Don’t look now, but politicians are making private equity a political football as the US moves into a presidential election year in 2020.
Senator Elizabeth Warren of Massachusetts co-wrote a bill called the Stop Wall Street Looting Act of 2019 that would fundamentally change the way private equity operates. The bill attacks two historic pillars of the industry: the tax treatment of carried interest and the ability of PE managers to write off the debt they use to buy companies.
The bill also would make private equity firms much more liable for the companies they buy, including for worker pensions in the case of bankruptcies.
“Far too often, the private equity firms are like vampires — bleeding the company dry and walking away enriched even as the company succumbs,” Warren wrote in a Medium post on Thursday. Warren has been a vocal critic of Wall Street since the global financial crisis. The Looting bill also reiterates Warren’s proposal to break up big banks to separate investment banking from consumer financial services.
“These changes would shrink the sector and push the remaining private equity firms to make investments that help companies rather than stripping them down for parts. Firms that make bad investments would be held accountable instead of walking away from the wreckage with millions in fees and payouts. My plan would stop one of the main sources of Wall Street looting,” Warren wrote.
American Investment Council, the industry’s lobbying group, said in a statement: “Private equity is an engine for American growth and innovation – especially in Senator Warren’s home state of Massachusetts. Extreme political plans only hurt workers, investment, and our economy.”
Private equity was in the political crosshairs in the 2012 election, when rivals of Mitt Romney attacked his private equity career. The furore from that period eventually died down, though around the same time the SEC stepped up its scrutiny of the industry because of mandates in the 2010 Dodd-Frank Financial Reform Act.

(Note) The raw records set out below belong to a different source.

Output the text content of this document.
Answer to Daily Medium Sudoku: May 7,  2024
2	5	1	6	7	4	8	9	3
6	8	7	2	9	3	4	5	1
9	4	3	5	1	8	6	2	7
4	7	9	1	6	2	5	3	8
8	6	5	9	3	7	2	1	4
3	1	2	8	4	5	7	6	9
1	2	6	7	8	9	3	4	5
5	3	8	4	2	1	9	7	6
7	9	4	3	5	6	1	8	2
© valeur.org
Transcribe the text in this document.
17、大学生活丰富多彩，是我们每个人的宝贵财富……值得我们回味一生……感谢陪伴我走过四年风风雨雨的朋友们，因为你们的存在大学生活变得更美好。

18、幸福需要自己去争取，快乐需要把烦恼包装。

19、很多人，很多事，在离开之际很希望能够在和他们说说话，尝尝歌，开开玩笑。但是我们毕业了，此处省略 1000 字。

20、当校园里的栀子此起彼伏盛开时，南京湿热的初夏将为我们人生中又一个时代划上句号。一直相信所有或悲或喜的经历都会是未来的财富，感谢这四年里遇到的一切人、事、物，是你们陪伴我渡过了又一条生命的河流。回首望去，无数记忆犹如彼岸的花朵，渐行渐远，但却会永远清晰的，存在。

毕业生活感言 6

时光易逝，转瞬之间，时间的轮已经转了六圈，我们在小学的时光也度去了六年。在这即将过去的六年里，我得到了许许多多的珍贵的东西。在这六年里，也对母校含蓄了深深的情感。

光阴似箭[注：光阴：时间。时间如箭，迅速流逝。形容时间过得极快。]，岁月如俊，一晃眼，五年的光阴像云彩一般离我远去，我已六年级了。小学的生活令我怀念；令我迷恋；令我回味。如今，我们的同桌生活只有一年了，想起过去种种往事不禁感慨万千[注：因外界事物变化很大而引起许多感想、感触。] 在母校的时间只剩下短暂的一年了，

The Warren-backed bill would do several things, including closing the so-called carried interest tax loophole. Carried interest, the share of profits private equity managers collect on sales of companies, is taxed at the capital gains rate of up to 20 percent, much lower than the regular income rate that reaches as high as 37 percent. Critics believe carried interest is income and should be taxed as such.
The tax treatment of carry has long been a target of mostly liberal politicians, though President Donald Trump during his presidential campaign briefly flirted with the idea of changing the tax treatment to the higher rate.
The proposal also calls for a change of tax rules to hinder firms’ ability to deduct the cost of interest payments from portfolio companies’ tax bills. Private equity firms buy companies by using equity from their funds, and debt the target company takes on its own balance sheet. Firms are able to write off interest on the debt, which has long been factored into the price that firms are willing to pay for their target assets.
Limiting the interest deduction affects a company’s cashflows, which in turn alters the company’s long-term value as an investment asset, Buyouts previously reported.
Congress already changed the tax treatment of interest expenses in 2017, limiting firms’ ability to deduct such costs from portfolio companies. But the Republican-led tax change also included a reduction of the corporate tax rate to 21 percent from 35 percent, which many in the PE world saw as a wash.
The bill would also make private equity firms responsible for pension obligations of the companies they buy and eliminate private equity firms’ ability to charge portfolio company monitoring fees, Warren said in her post.
This would occur three ways: it would strengthen regulators’ ability to claw back assets considered fraudulently transferred out of bankrupt entities; it makes individual PE partners, rather than the funds invested in the companies, liable for post-bankruptcy obligations like pensions; and it would give higher priority to employee claims in a bankruptcy, according to Adam Levitin, professor of bankruptcy law at Georgetown University, on a call about the bill on Thursday.
It would also limit firms’ ability to collect dividends on recapitalisations of portfolio company debt, Warren wrote. This would work by barring a target company from issuing any dividends for the first 24 months after a buyout.
The bill also goes after the financiers of PE deals – forcing lenders and investment managers that lend into buyouts to retain a share of the debt, “to make it harder for them to leave others to pay the consequences if things go wrong,” according to a summary of the bill.
Finally, the bill would force managers to be transparent about fees and performance and prevent firms from requiring investors to waive their fiduciary obligations, Warren wrote.
The Illinois state pension system, a major investor in private equity, would like to see more transparency around fees and expenses even beyond the headline terms generally available to the public, according to Illinois State Treasurer Michael Frerichs, who was also on the call.
“We want something robust: companies in the portfolio, total assets, average debt-to-income ratio of portfolio companies, number of portfolio companies in default or bankruptcy, fees, expenses, carried [interest] claims,” Frerichs said. “It’s better for capitalism if people are competing on the same playing field.”
The bill is far from law. It’s been introduced in the House of Representatives and Senate and will go into hearings across various committees in the House like those governing securities rules, bankruptcy and tax law. It requires a vote in the committees to make it to the House floor, where it would receive a full vote. If it survives that process, it would move to the Senate and go through a similar process.